Animal Euthanasia is an act of putting any animal to sleep or allowing it to die, without performing any extreme medical procedures. It is usually referred to as “good death” (Schuurman, 2017). In the clinical veterinary practice, euthanasia is regarded as an ethical and professional procedure, under the informed consent of the guardian. This is because of veterinarian considerations that it is inhumane to keep animals suffering from painful and severe diseases, which cannot be relieved by treatment or medications. Animal Euthanasia is different from animal slaughter or pest control. Owners and veterinary surgeons may choose euthanasia as the fate of an animal because of an incurable disease, lack of resources to support the animal or laboratory procedures. Neverthesless, euthanasia is mostly performed to reduce the pain, distress, and suffering of a sick animal. In the context of euthanasia, the Veterinary Surgeons and Registered Qualified Veterinary Nursing (RVN) have professional responsibilities towards animals, clients, their profession, the entire veterinary team, and the general public (Almond, 2017). The aim of this paper is to identify, examine, and describe the relevant professional, ethical, and legal issues pertaining to animal euthanasia. In this regard, the incident involving uniformed euthanasia will be critically evaluated. The paper will revolve around the views of the veterinary nurse, the owner, and the animal.

Critical Evaluation:

Veterinarians and Nurses may deal with various circumstances where the death of an animal is required. A registered veterinary nurse is now expected to be equipped with the necessary skills, knowledge, and accountability to uphold their profession. In the hypothetical scenario, there are various professional, legal, and ethical issues involved in conducting uninformed euthanasia on a cat. An 18-year-old male neutered cat, suffering from breathing difficulties, weight loss, inappetence, and Extranodal Lympha, is treated with a dose of Pentobarbital.
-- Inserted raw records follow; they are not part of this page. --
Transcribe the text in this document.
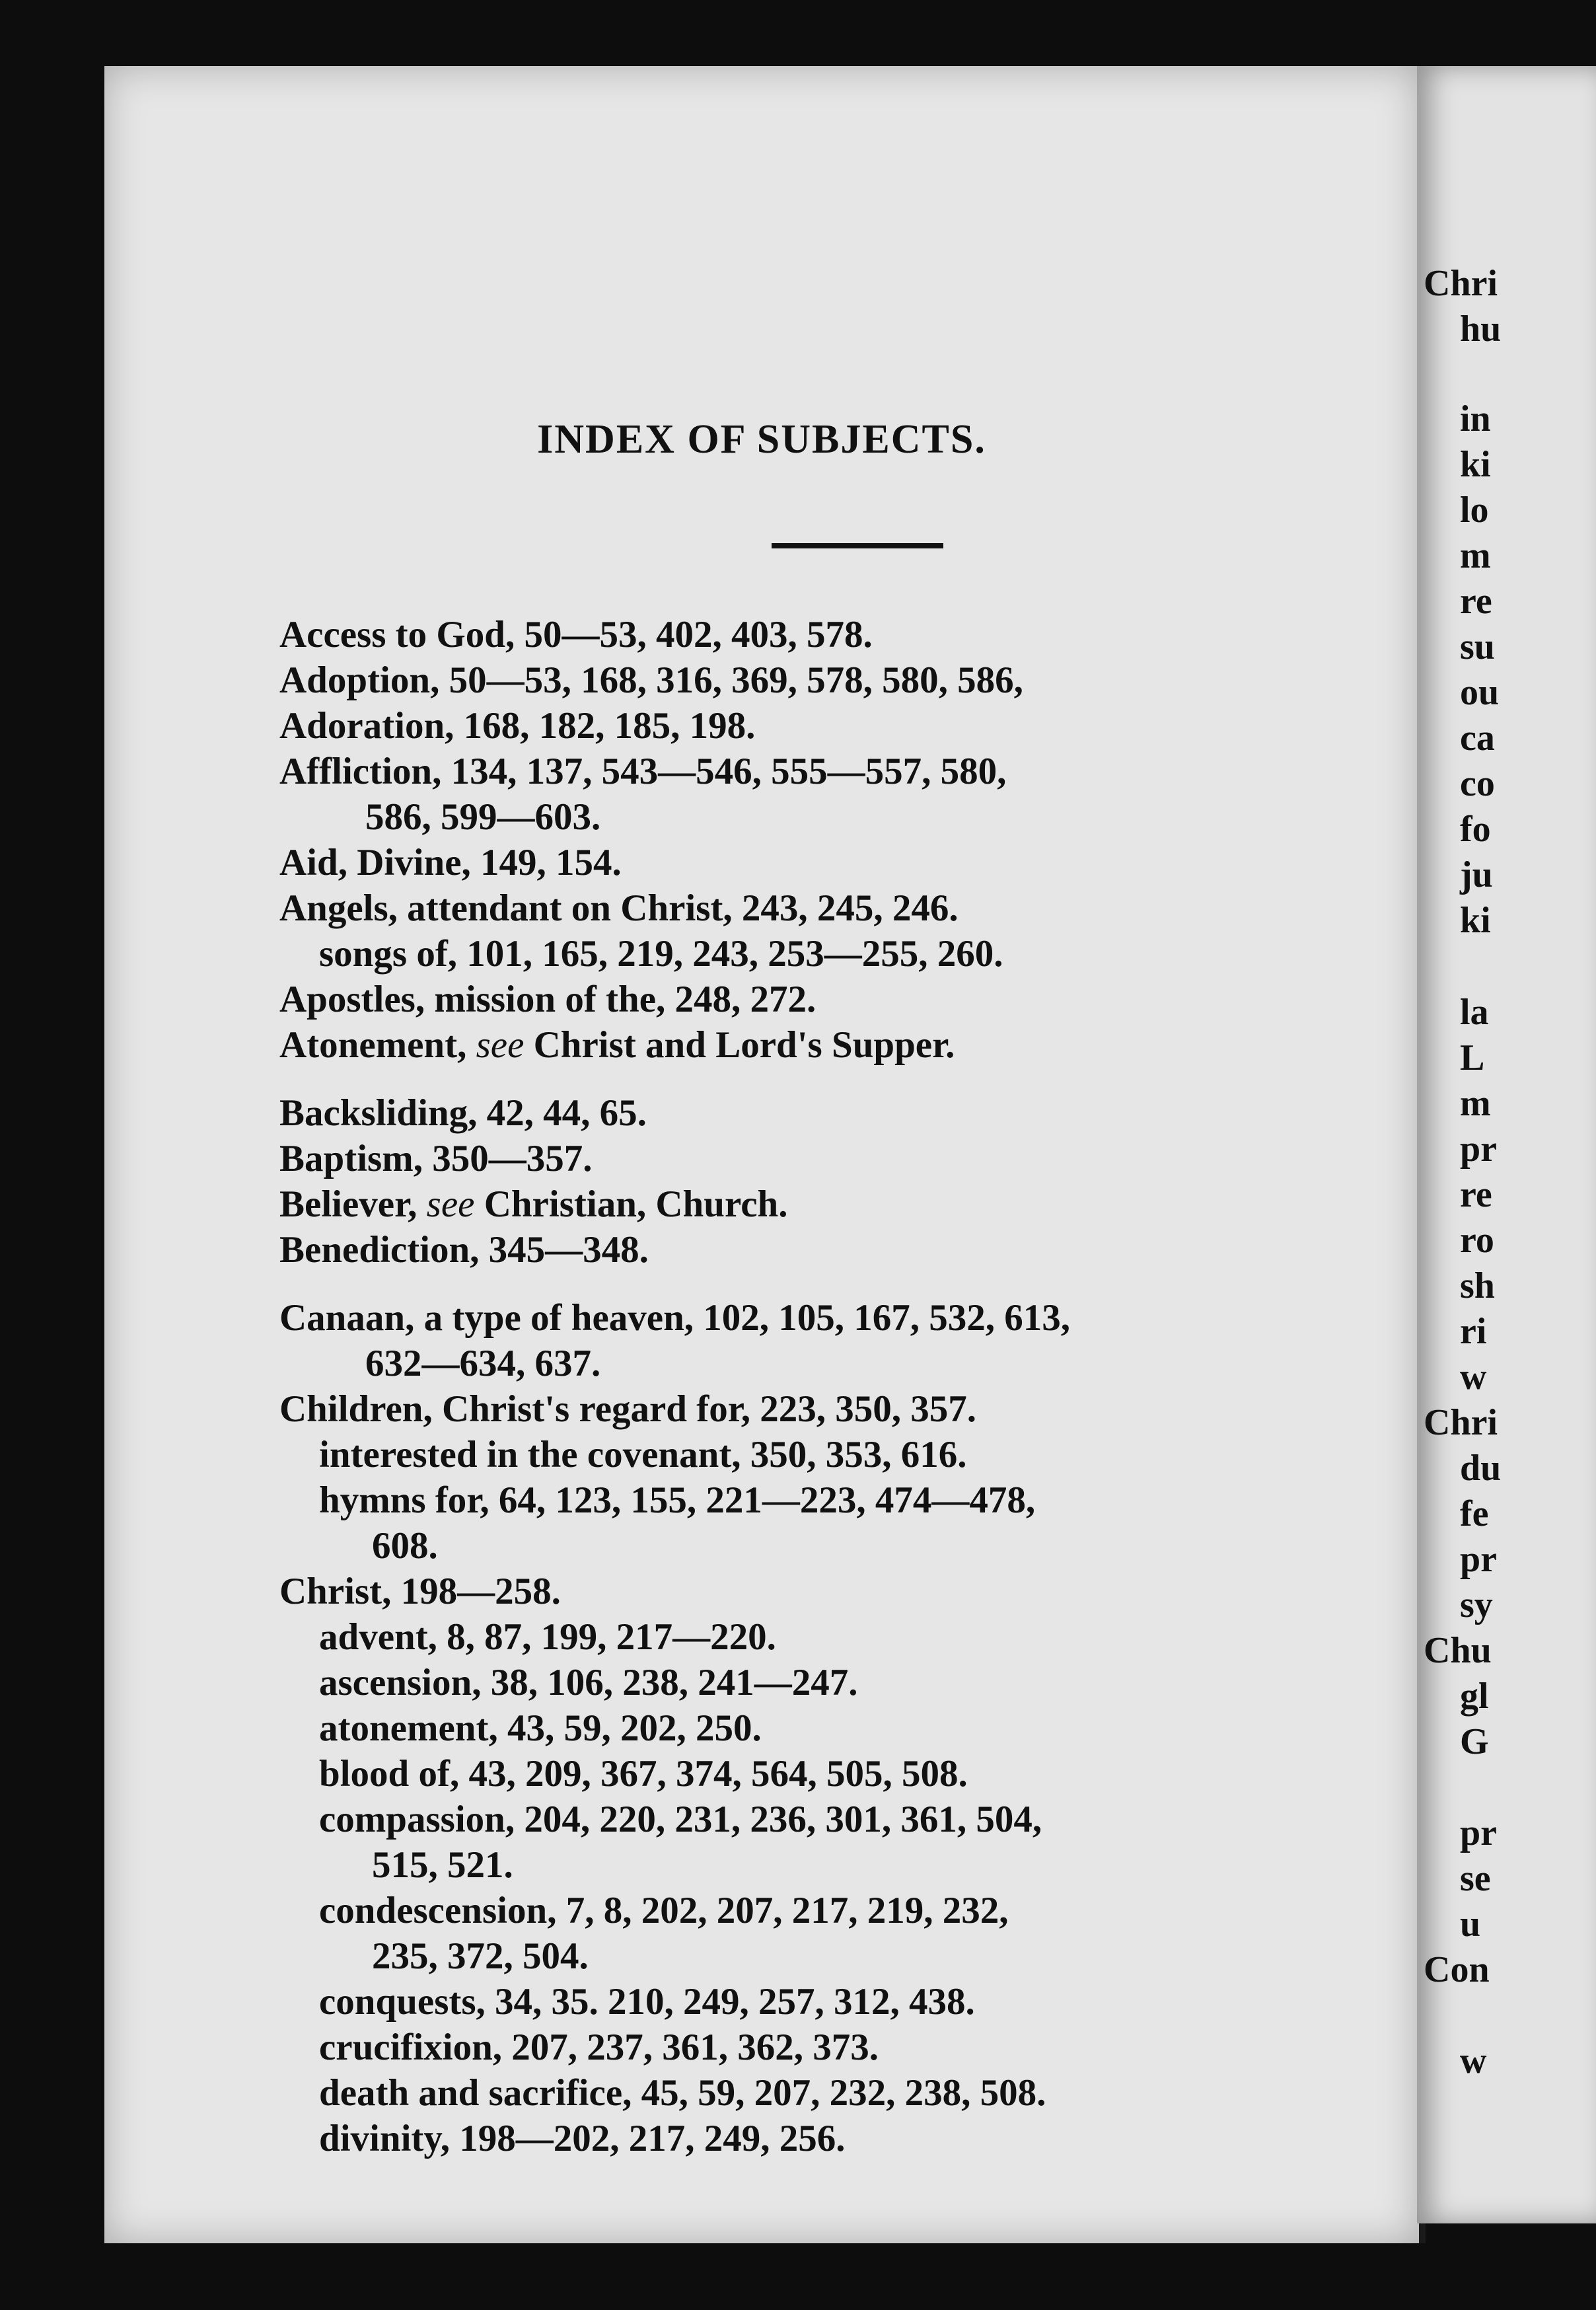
INDEX OF SUBJECTS.
Access to God, 50—53, 402, 403, 578.
Adoption, 50—53, 168, 316, 369, 578, 580, 586,
Adoration, 168, 182, 185, 198.
Affliction, 134, 137, 543—546, 555—557, 580,
586, 599—603.
Aid, Divine, 149, 154.
Angels, attendant on Christ, 243, 245, 246.
songs of, 101, 165, 219, 243, 253—255, 260.
Apostles, mission of the, 248, 272.
Atonement, see Christ and Lord's Supper.
Backsliding, 42, 44, 65.
Baptism, 350—357.
Believer, see Christian, Church.
Benediction, 345—348.
Canaan, a type of heaven, 102, 105, 167, 532, 613,
632—634, 637.
Children, Christ's regard for, 223, 350, 357.
interested in the covenant, 350, 353, 616.
hymns for, 64, 123, 155, 221—223, 474—478,
608.
Christ, 198—258.
advent, 8, 87, 199, 217—220.
ascension, 38, 106, 238, 241—247.
atonement, 43, 59, 202, 250.
blood of, 43, 209, 367, 374, 564, 505, 508.
compassion, 204, 220, 231, 236, 301, 361, 504,
515, 521.
condescension, 7, 8, 202, 207, 217, 219, 232,
235, 372, 504.
conquests, 34, 35. 210, 249, 257, 312, 438.
crucifixion, 207, 237, 361, 362, 373.
death and sacrifice, 45, 59, 207, 232, 238, 508.
divinity, 198—202, 217, 249, 256.
Chri
hu
in
ki
lo
m
re
su
ou
ca
co
fo
ju
ki
la
L
m
pr
re
ro
sh
ri
w
Chri
du
fe
pr
sy
Chu
gl
G
pr
se
u
Con
w
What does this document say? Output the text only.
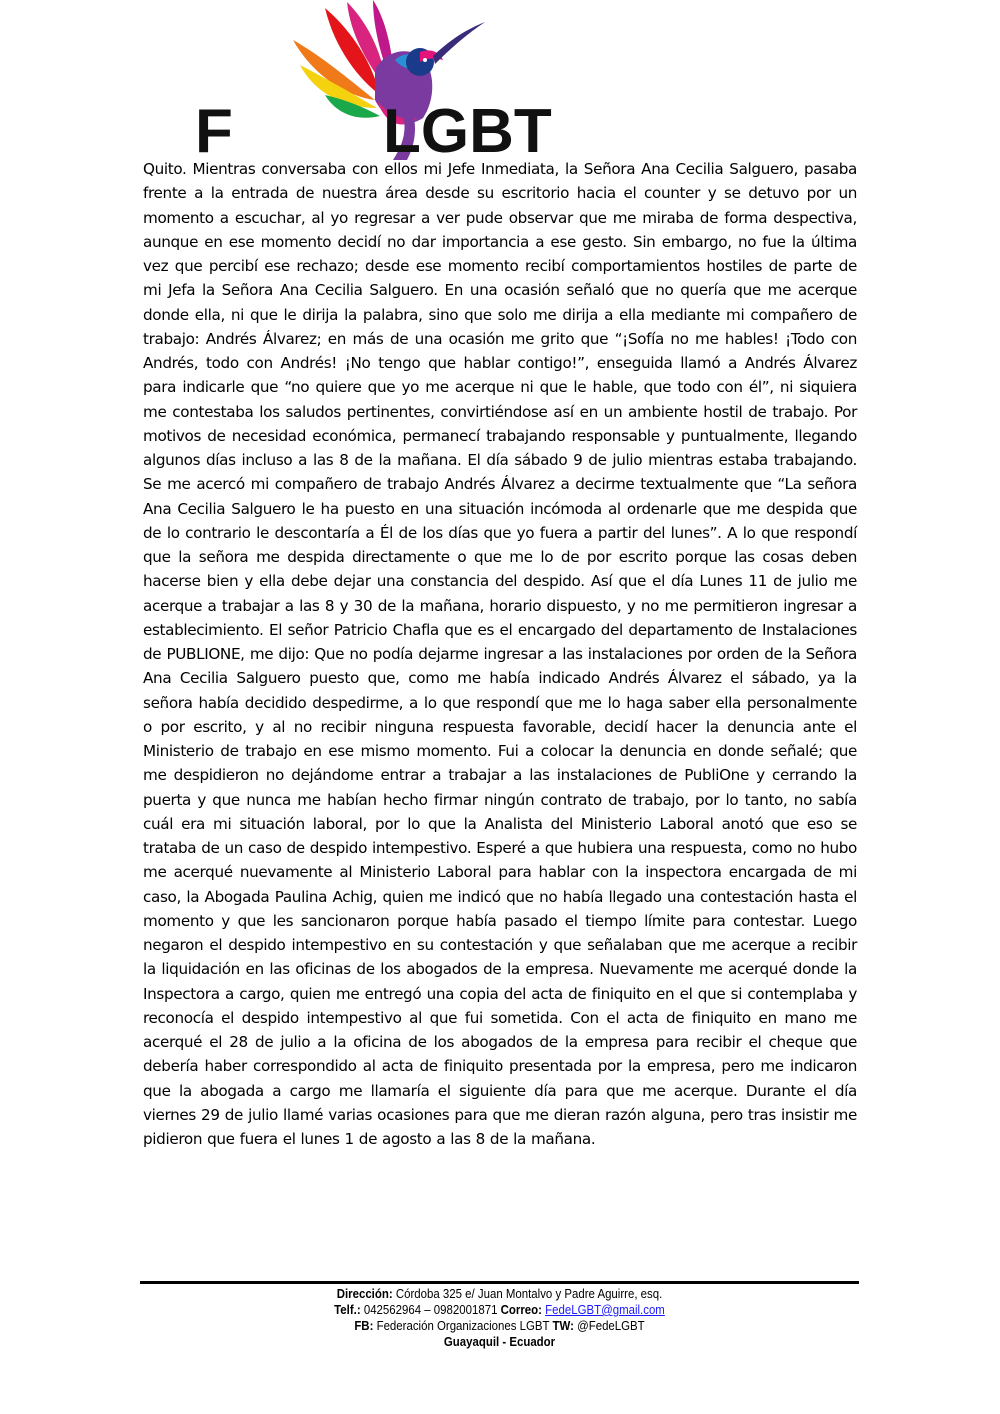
LGBT
F

Quito. Mientras conversaba con ellos mi Jefe Inmediata, la Señora Ana Cecilia Salguero, pasaba frente a la entrada de nuestra área desde su escritorio hacia el counter y se detuvo por un momento a escuchar, al yo regresar a ver pude observar que me miraba de forma despectiva, aunque en ese momento decidí no dar importancia a ese gesto. Sin embargo, no fue la última vez que percibí ese rechazo; desde ese momento recibí comportamientos hostiles de parte de mi Jefa la Señora Ana Cecilia Salguero. En una ocasión señaló que no quería que me acerque donde ella, ni que le dirija la palabra, sino que solo me dirija a ella mediante mi compañero de trabajo: Andrés Álvarez; en más de una ocasión me grito que “¡Sofía no me hables! ¡Todo con Andrés, todo con Andrés! ¡No tengo que hablar contigo!”, enseguida llamó a Andrés Álvarez para indicarle que “no quiere que yo me acerque ni que le hable, que todo con él”, ni siquiera me contestaba los saludos pertinentes, convirtiéndose así en un ambiente hostil de trabajo. Por motivos de necesidad económica, permanecí trabajando responsable y puntualmente, llegando algunos días incluso a las 8 de la mañana. El día sábado 9 de julio mientras estaba trabajando. Se me acercó mi compañero de trabajo Andrés Álvarez a decirme textualmente que “La señora Ana Cecilia Salguero le ha puesto en una situación incómoda al ordenarle que me despida que de lo contrario le descontaría a Él de los días que yo fuera a partir del lunes”. A lo que respondí que la señora me despida directamente o que me lo de por escrito porque las cosas deben hacerse bien y ella debe dejar una constancia del despido. Así que el día Lunes 11 de julio me acerque a trabajar a las 8 y 30 de la mañana, horario dispuesto, y no me permitieron ingresar a establecimiento. El señor Patricio Chafla que es el encargado del departamento de Instalaciones de PUBLIONE, me dijo: Que no podía dejarme ingresar a las instalaciones por orden de la Señora Ana Cecilia Salguero puesto que, como me había indicado Andrés Álvarez el sábado, ya la señora había decidido despedirme, a lo que respondí que me lo haga saber ella personalmente o por escrito, y al no recibir ninguna respuesta favorable, decidí hacer la denuncia ante el Ministerio de trabajo en ese mismo momento. Fui a colocar la denuncia en donde señalé; que me despidieron no dejándome entrar a trabajar a las instalaciones de PubliOne y cerrando la puerta y que nunca me habían hecho firmar ningún contrato de trabajo, por lo tanto, no sabía cuál era mi situación laboral, por lo que la Analista del Ministerio Laboral anotó que eso se trataba de un caso de despido intempestivo. Esperé a que hubiera una respuesta, como no hubo me acerqué nuevamente al Ministerio Laboral para hablar con la inspectora encargada de mi caso, la Abogada Paulina Achig, quien me indicó que no había llegado una contestación hasta el momento y que les sancionaron porque había pasado el tiempo límite para contestar. Luego negaron el despido intempestivo en su contestación y que señalaban que me acerque a recibir la liquidación en las oficinas de los abogados de la empresa. Nuevamente me acerqué donde la Inspectora a cargo, quien me entregó una copia del acta de finiquito en el que si contemplaba y reconocía el despido intempestivo al que fui sometida. Con el acta de finiquito en mano me acerqué el 28 de julio a la oficina de los abogados de la empresa para recibir el cheque que debería haber correspondido al acta de finiquito presentada por la empresa, pero me indicaron que la abogada a cargo me llamaría el siguiente día para que me acerque. Durante el día viernes 29 de julio llamé varias ocasiones para que me dieran razón alguna, pero tras insistir me pidieron que fuera el lunes 1 de agosto a las 8 de la mañana.

Dirección: Córdoba 325 e/ Juan Montalvo y Padre Aguirre, esq.
Telf.: 042562964 – 0982001871 Correo: FedeLGBT@gmail.com
FB: Federación Organizaciones LGBT TW: @FedeLGBT
Guayaquil - Ecuador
The procedure is conducted by a Registered Qualified Veterinary Nursing (RVN), without the owners’ consent and consultation with the Veteran Surgeon. Both the owners and the surgeons are informed that the cat has died on its own. The concerns revolving around this incident are meticulously discussed in this paper.

Professional Considerations:

The Royal College of Veterinary Surgeons (RCVS) standardizes the veterinary nursing profession through various acts and legislations (Welsh, 2015). These include the Veterinary Surgeons Act 1966, the Royal Charter, and the Veterinary Nurse Conduct and Discipline Rules 2014 to maintain animal health and work in accordance with the public interest (Wild, 2017). According to RCVS, Veterinary surgeons and nurses should be committed to ensuring the health and welfare of animals, as well as fulfilling their professional responsibilities. There are five principles of practice outlined. These include professional competence, honesty and integrity, independence and impartiality, confidentiality of client, and professional accountability (Magalhães-Sant'Ana et al., 2015).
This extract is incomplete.